I hesitated, sensing a trap, but was distracted by this buzzing irritation I felt beneath my skin. “Usually.”
“The Scottsboro Boys Trial?” he countered immediately, rearing back slowly before coiling forward over the table. He was close enough I could smell him, something sharp and tangy like sun-warmed citrus. “Those boys incarcerated for years because they were black? Amanda Knox? The LA Times postulates that the rate of wrongful convictions is between two and ten percent. Yet you believe absolutely in the law?”
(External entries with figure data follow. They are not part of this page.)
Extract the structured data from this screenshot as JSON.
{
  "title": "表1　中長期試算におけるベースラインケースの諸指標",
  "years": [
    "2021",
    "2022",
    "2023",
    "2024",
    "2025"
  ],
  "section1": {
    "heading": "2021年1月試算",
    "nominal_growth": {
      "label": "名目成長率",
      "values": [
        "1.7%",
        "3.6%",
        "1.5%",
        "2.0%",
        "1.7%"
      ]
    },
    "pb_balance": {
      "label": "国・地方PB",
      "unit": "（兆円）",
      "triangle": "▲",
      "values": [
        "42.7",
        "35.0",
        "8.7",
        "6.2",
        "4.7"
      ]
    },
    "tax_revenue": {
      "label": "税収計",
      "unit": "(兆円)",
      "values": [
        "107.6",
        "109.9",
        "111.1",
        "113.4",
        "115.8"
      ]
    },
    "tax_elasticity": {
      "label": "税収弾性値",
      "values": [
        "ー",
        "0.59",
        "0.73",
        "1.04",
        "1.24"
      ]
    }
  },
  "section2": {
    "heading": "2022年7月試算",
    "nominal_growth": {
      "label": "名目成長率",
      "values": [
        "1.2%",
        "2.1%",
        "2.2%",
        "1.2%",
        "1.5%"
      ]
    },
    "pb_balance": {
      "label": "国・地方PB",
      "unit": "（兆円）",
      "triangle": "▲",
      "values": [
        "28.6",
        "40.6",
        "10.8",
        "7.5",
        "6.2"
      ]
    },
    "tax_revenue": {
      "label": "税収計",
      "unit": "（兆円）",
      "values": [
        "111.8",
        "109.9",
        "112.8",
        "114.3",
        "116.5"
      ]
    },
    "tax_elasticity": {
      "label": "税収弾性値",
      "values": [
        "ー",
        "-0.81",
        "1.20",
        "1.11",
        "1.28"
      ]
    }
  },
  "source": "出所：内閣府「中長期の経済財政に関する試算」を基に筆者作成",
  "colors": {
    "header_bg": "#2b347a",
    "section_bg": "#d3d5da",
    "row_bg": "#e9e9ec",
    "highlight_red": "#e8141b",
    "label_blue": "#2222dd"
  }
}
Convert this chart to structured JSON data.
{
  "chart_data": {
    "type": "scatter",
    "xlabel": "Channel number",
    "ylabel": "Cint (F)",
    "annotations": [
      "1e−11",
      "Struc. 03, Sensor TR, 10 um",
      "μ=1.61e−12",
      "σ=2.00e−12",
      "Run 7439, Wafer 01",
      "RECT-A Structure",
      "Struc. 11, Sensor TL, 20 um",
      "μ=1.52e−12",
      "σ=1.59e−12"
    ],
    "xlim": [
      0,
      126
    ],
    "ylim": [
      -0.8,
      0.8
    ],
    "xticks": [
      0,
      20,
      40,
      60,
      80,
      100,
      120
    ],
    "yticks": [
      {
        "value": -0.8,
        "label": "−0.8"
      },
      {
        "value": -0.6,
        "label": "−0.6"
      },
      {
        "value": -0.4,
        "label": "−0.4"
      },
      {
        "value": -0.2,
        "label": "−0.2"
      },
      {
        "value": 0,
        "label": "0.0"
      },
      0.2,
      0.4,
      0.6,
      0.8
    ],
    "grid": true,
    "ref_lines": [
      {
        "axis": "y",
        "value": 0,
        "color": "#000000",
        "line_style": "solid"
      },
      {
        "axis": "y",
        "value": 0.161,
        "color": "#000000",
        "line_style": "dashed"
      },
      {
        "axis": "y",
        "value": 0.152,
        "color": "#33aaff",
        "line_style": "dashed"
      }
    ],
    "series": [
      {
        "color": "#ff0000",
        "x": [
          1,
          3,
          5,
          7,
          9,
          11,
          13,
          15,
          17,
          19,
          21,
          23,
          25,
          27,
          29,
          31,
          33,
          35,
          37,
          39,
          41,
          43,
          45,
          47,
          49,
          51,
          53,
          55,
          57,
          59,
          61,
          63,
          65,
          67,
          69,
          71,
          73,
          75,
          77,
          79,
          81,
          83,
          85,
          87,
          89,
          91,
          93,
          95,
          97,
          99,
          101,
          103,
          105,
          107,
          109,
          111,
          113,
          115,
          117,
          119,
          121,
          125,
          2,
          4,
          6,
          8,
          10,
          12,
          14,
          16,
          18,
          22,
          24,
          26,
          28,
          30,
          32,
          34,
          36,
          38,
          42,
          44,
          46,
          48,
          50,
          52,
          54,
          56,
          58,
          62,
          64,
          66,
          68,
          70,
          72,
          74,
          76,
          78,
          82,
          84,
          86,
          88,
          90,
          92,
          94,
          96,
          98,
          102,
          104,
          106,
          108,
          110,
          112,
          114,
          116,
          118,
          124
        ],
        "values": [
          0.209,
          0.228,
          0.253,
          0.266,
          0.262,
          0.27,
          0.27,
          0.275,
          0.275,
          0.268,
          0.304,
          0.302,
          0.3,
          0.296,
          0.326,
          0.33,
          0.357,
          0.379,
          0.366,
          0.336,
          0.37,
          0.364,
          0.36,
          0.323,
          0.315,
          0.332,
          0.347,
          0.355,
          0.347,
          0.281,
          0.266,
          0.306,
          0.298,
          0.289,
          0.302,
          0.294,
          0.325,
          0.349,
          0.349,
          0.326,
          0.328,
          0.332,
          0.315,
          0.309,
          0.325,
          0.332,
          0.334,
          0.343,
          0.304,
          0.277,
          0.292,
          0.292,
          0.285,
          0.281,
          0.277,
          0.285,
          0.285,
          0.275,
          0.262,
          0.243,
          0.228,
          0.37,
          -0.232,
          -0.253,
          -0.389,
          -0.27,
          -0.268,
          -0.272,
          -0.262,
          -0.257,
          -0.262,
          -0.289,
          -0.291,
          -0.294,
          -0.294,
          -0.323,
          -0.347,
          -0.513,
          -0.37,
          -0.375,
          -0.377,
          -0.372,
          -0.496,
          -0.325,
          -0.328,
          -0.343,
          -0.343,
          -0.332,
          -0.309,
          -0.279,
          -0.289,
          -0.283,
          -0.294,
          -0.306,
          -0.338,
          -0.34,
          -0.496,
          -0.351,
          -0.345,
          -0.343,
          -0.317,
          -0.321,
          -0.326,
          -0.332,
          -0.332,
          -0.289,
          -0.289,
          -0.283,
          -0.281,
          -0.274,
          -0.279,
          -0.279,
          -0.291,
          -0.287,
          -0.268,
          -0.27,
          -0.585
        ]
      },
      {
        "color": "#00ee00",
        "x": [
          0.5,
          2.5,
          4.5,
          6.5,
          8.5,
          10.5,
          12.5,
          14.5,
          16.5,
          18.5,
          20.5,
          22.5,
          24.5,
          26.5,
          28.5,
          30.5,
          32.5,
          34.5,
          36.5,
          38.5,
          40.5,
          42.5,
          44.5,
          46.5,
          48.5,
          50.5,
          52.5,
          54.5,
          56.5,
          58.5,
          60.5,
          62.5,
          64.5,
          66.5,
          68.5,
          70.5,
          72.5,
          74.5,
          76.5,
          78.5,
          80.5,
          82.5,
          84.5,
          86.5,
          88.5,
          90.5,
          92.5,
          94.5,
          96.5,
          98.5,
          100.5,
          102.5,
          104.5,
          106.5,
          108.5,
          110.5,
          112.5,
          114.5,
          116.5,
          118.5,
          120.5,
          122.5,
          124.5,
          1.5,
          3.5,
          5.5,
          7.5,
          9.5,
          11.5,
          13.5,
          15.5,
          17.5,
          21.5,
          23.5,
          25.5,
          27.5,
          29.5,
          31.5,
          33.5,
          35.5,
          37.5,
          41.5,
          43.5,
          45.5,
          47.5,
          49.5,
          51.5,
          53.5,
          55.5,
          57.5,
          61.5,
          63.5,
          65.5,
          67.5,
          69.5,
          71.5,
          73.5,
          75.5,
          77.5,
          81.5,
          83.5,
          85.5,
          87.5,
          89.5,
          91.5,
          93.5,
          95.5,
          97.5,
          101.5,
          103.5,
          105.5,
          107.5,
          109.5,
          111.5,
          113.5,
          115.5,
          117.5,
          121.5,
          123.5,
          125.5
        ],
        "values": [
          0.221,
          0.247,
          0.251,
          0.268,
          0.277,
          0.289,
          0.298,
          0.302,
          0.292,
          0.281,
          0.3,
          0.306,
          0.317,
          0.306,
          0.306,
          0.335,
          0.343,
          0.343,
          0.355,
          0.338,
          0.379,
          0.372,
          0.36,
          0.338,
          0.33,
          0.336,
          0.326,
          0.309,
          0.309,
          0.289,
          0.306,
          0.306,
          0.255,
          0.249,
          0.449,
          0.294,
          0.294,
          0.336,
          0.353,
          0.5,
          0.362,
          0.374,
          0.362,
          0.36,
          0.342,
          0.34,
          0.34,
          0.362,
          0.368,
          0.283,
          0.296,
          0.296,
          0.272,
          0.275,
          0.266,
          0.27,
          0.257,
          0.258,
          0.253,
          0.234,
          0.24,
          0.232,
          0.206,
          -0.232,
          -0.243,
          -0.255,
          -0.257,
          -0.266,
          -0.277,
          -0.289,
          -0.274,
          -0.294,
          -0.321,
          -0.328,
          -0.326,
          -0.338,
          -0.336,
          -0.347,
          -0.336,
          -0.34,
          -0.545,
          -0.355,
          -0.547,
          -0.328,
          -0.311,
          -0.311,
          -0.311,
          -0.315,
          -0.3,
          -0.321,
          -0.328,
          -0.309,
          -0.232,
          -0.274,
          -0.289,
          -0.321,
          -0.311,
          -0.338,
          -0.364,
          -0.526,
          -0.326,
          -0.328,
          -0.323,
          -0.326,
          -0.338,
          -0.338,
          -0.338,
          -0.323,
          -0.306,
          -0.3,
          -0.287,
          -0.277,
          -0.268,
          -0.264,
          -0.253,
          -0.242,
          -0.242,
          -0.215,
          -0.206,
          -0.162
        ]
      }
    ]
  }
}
I spoke through the snarl of my twisted lips. “Do not be ridiculous. The law is practiced by humans who are never infallible. To hope for zero mistakes is foolish. You don’t strike me as the foolish type.”
Dante only quirked that thick right brow. “You see things in black and white,” he surmised, disappointment evident in his tone. He sank back in his seat like a deflated balloon, and bizarrely, I felt as if I’d failed some test.
He was wrong, but something about his demeanor made me want to confirm his worst beliefs about me. I had the bad habit of living up to people’s worst assumptions and cutting off my nose to spite my face, just because my feelings were hurt that they would think so little of me.
My therapist called it a “self-fulfilling prophecy.”
I called it survival instinct.
So I only tipped my chin haughtily and looked down my nose. “I suppose you don’t.”
“Black and white and red,” he said with a wink.
“Mr. Salvatore,” I huffed. “You can’t be so unfazed as you seem. This is a privileged meeting, so you don’t have to play the innocent with me, and honestly, I would prefer bluntness. If you can manage it.”